People want to know why the retail price of gasoline has risen so sharply and why it’s so difficult to address in a prompt and effective manner. Relatedly, they’re befuddled regarding how this happened in a country that they’ve been told can meet all its energy needs on its own and apprehensive regarding the looming energy transition. Many believe, for instance, that widespread electric vehicle use is decades away, seemingly oblivious to the commitments major automakers have made to have large portions of their fleets powered by electricity as soon as 2030.

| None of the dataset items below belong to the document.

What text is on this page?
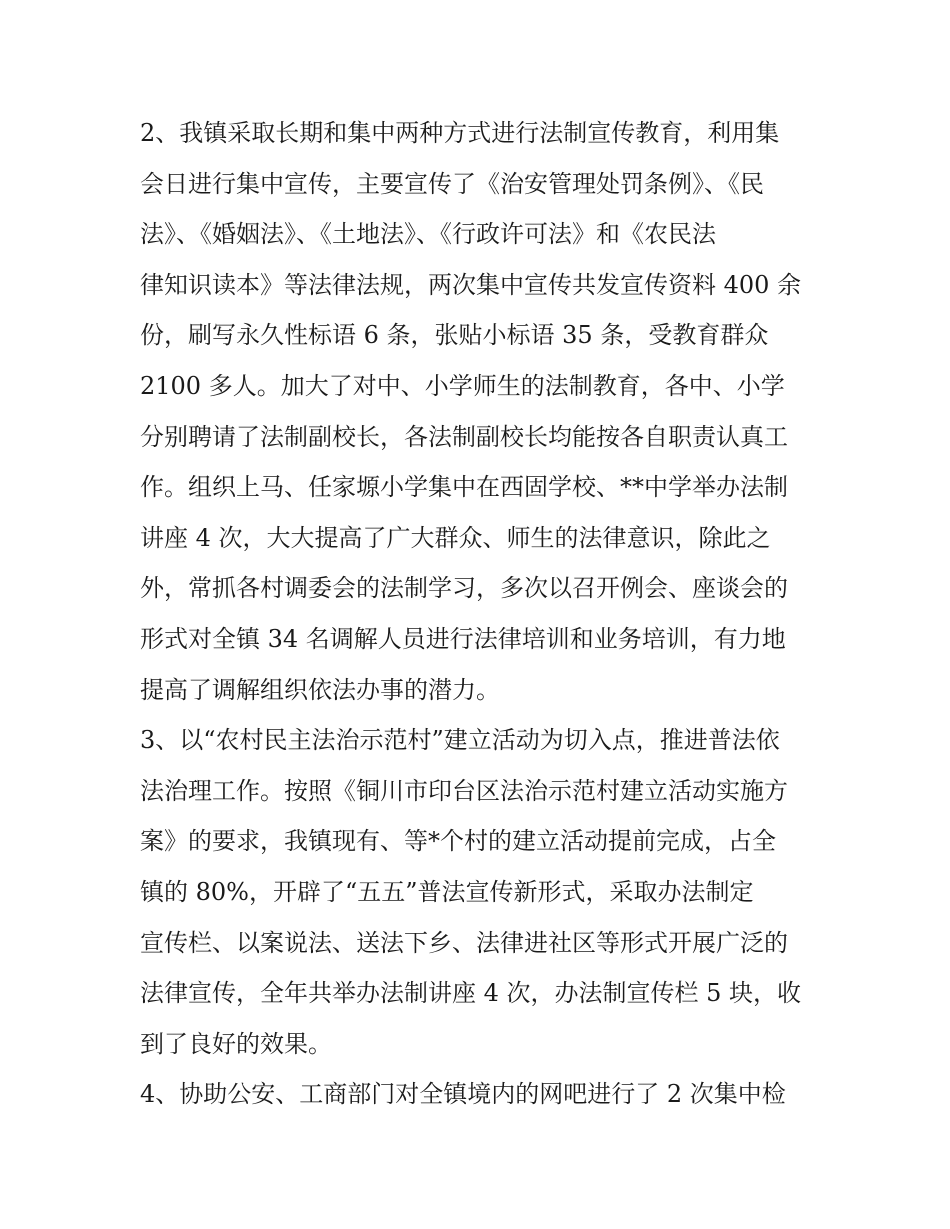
2、我镇采取长期和集中两种方式进行法制宣传教育，利用集
会日进行集中宣传，主要宣传了《治安管理处罚条例》、《民
法》、《婚姻法》、《土地法》、《行政许可法》和《农民法
律知识读本》等法律法规，两次集中宣传共发宣传资料 400 余
份，刷写永久性标语 6 条，张贴小标语 35 条，受教育群众
2100 多人。加大了对中、小学师生的法制教育，各中、小学
分别聘请了法制副校长，各法制副校长均能按各自职责认真工
作。组织上马、任家塬小学集中在西固学校、**中学举办法制
讲座 4 次，大大提高了广大群众、师生的法律意识，除此之
外，常抓各村调委会的法制学习，多次以召开例会、座谈会的
形式对全镇 34 名调解人员进行法律培训和业务培训，有力地
提高了调解组织依法办事的潜力。
3、以“农村民主法治示范村”建立活动为切入点，推进普法依
法治理工作。按照《铜川市印台区法治示范村建立活动实施方
案》的要求，我镇现有、等*个村的建立活动提前完成，占全
镇的 80%，开辟了“五五”普法宣传新形式，采取办法制定
宣传栏、以案说法、送法下乡、法律进社区等形式开展广泛的
法律宣传，全年共举办法制讲座 4 次，办法制宣传栏 5 块，收
到了良好的效果。
4、协助公安、工商部门对全镇境内的网吧进行了 2 次集中检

It doesn’t help matters that the price at the pump is easily weaponized for political purposes. Too often lost in the resulting rhetorical tug-of-war are some simple yet salient facts. Crude oil trades in a global market. If global supply fails to meet global demand, the price goes up. The US consumed more petroleum (crude oil, NGLs, biofuels-oxygenates, and processing gains) than it produced in 2021. Imports, purchased in the global market, were required to address this gap. Because the US is a free country, without nationalized industries for things like oil and gas, companies which produce energy here are free to sell it to the highest bidder. The resulting buyer is often overseas. The price of crude makes up about 56% of the price of gasoline. When crude prices go up, gasoline prices do as well.
Historically, when prices go up drilling also increases. Companies want to make money while they can. This is happening again, led by US operators, which have increased rig count by more than 61% year-on-year, according to Baker Hughes data.
The drilling has produced positive outcomes. The US Energy Information Administration expects April 2022 Permian basin output to increase 70,000 b/d from March to a record 5.2 million b/d. An anticipated 349,000 b/d of production from new wells outpaces declines of 279,000 b/d from existing wells to create the net increase.
I enjoy being asked about the oil and gas industry and am happy to provide answers. Informed friends and neighbors can share their knowledge with others, elevating discourse as a whole. It’s important that those who don’t work in oil and gas have at least a basic understanding of what drives the industry. High prices have a tangible impact on everyone’s daily lives, the more so if they are young or otherwise struggling economically. Offering false answers doesn’t improve their situations.
Oil & Gas Journal’s coverage of the industry focuses on operations: how hydrocarbons are pulled from the ground, transported, and processed. OGJ also touches on markets, economics, global events, and even politics, but only to provide context regarding the world in which operations occur. The same approach has guided our energy transition coverage.
I’m fortunate to have the job I do. Not just because it’s gratifying and puts food on the table—though both are true—but because it forces my brain to stay focused on facts in a world increasingly driven by whatever entity shouts its opinions first, loudest, and most persistently. Horizontal drilling, hydrotreating, and cathodic protection are all fact-based processes. Many (most?) other human affairs can be if you frame them accordingly. Working at OGJ is a continuous reminder of this.